We forecast that Israel will account for 3.14% of Middle East regional oil demand by 2015, while not contributing meaningfully to supply. Israel's estimated share of gas consumption in 2010 will have been 0.78%, while its share of production is put at 0.22%. By 2015, its share of gas consumption is forecast to be 1.65%, with the country accounting for 1.16% of supply.

The 2010 full-year outturn was US$77.45/bbl for OPEC crude, which delivered an average for North Sea Brent of US$80.34/bbl and for West Texas Intermediate (WTI) of US$79.61/bbl. The BMI price target of US$77 was reached thanks to the early onset of particularly cold weather, which drove up demand for and the price of heating oil during the closing weeks of the year.

In light of the unrest in the Middle East and North Africa (MENA) region in H111, as well as the oil supply effects of the Libyan civil war, we have raised our benchmark OPEC Basket price forecast from US$80 to US$101.90/bbl for 2011 and from US$85 to US$97.50/bbl for 2012. We expect Brent to average US$106.00/bbl in 2011 and US$101.50/bbl in 2012. We have kept our long-term (2014-20) price assumption of US$90/bbl (OPEC Basket) in place.

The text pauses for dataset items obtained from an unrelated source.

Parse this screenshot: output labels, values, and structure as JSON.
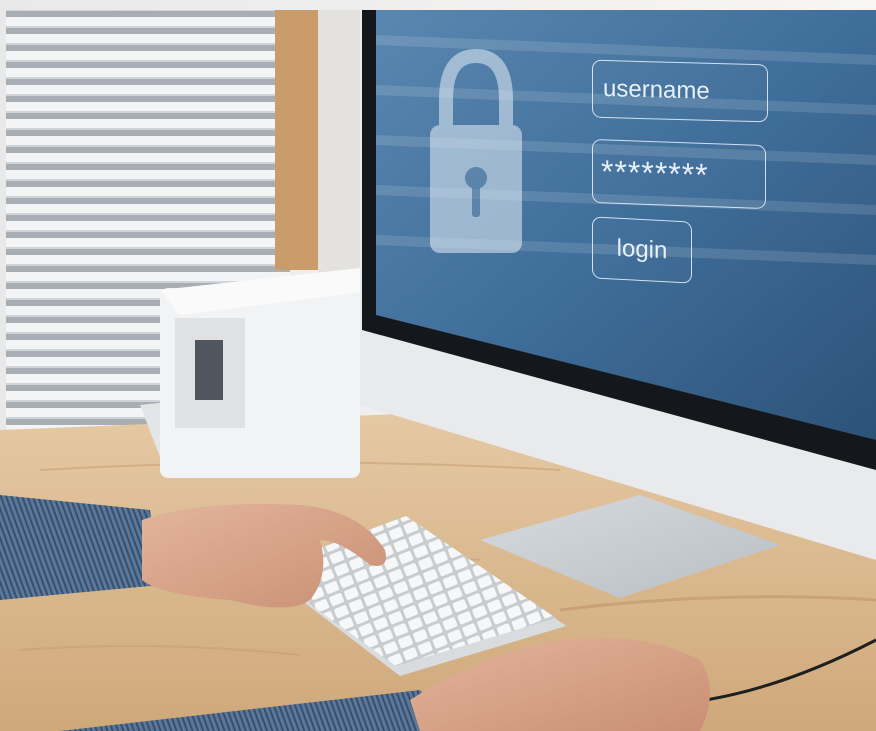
{
  "login_form": {
    "username_placeholder": "username",
    "password_mask": "********",
    "login_label": "login"
  },
  "colors": {
    "screen": "#3f6e9a",
    "desk": "#d8b88e",
    "monitor": "#e8eaec",
    "shirt": "#4d6889"
  },
  "icons": {
    "lock": "padlock-icon"
  }
}
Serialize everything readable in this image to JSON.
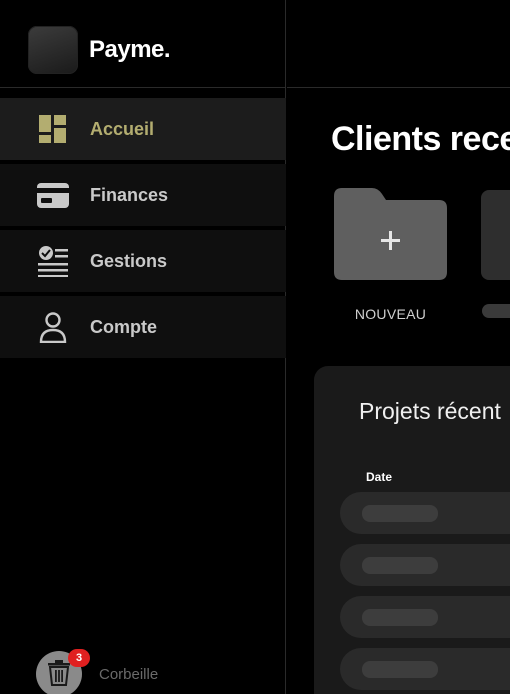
{
  "brand": {
    "name": "Payme."
  },
  "sidebar": {
    "items": [
      {
        "label": "Accueil",
        "icon": "dashboard-icon",
        "active": true
      },
      {
        "label": "Finances",
        "icon": "credit-card-icon",
        "active": false
      },
      {
        "label": "Gestions",
        "icon": "checklist-icon",
        "active": false
      },
      {
        "label": "Compte",
        "icon": "user-icon",
        "active": false
      }
    ],
    "trash": {
      "label": "Corbeille",
      "badge": "3",
      "icon": "trash-icon"
    }
  },
  "main": {
    "title": "Clients rece",
    "new_folder": {
      "label": "NOUVEAU",
      "icon": "plus-icon"
    },
    "projects": {
      "title": "Projets récent",
      "columns": [
        "Date"
      ]
    }
  },
  "colors": {
    "accent": "#b3ad70",
    "badge": "#e02020",
    "folder": "#5f5f5f"
  }
}
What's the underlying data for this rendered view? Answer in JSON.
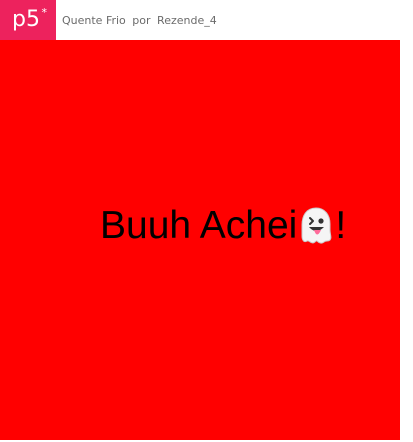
{
  "header": {
    "logo_text": "p5",
    "logo_asterisk": "*",
    "sketch_name": "Quente Frio",
    "by_word": "por",
    "author": "Rezende_4"
  },
  "canvas": {
    "background_color": "#ff0000",
    "message_before": "Buuh Achei",
    "message_icon": "ghost-icon",
    "message_after": "!"
  },
  "colors": {
    "brand": "#ed225d",
    "canvas": "#ff0000",
    "text": "#000000"
  }
}
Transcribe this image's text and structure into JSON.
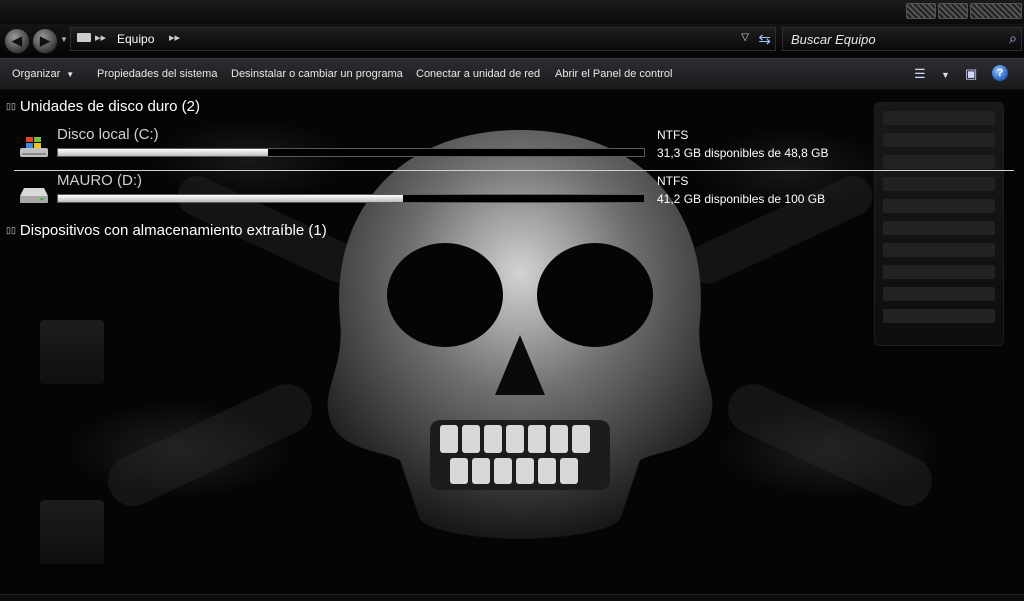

Israel is now at the top of BMI's composite Business Environment (BE) ratings, which combine upstream and downstream scores. The country holds fourth place in BMI's updated upstream Business Environment ratings, in spite of the state's limited upstream potential. Bahrain below has the mediumterm potential to challenge for fourth place. Israel's score benefits from the lack of state involvement in the upstream segment, the licensing terms and privatisation progress, plus a healthy country risk outlook.

The overall score is dragged down by limited oil resources and growth prospects, in addition to recent tax changes. Israel currently tops the league table in BMI's updated downstream Business Environment rating, with a few high scores but limited potential to retain regional leadership over the longer term. It is ahead of the UAE, thanks largely to excellent country risk factors that outweigh a modest showing in terms of oil/gas demand, oil demand growth and likely refining capacity expansion.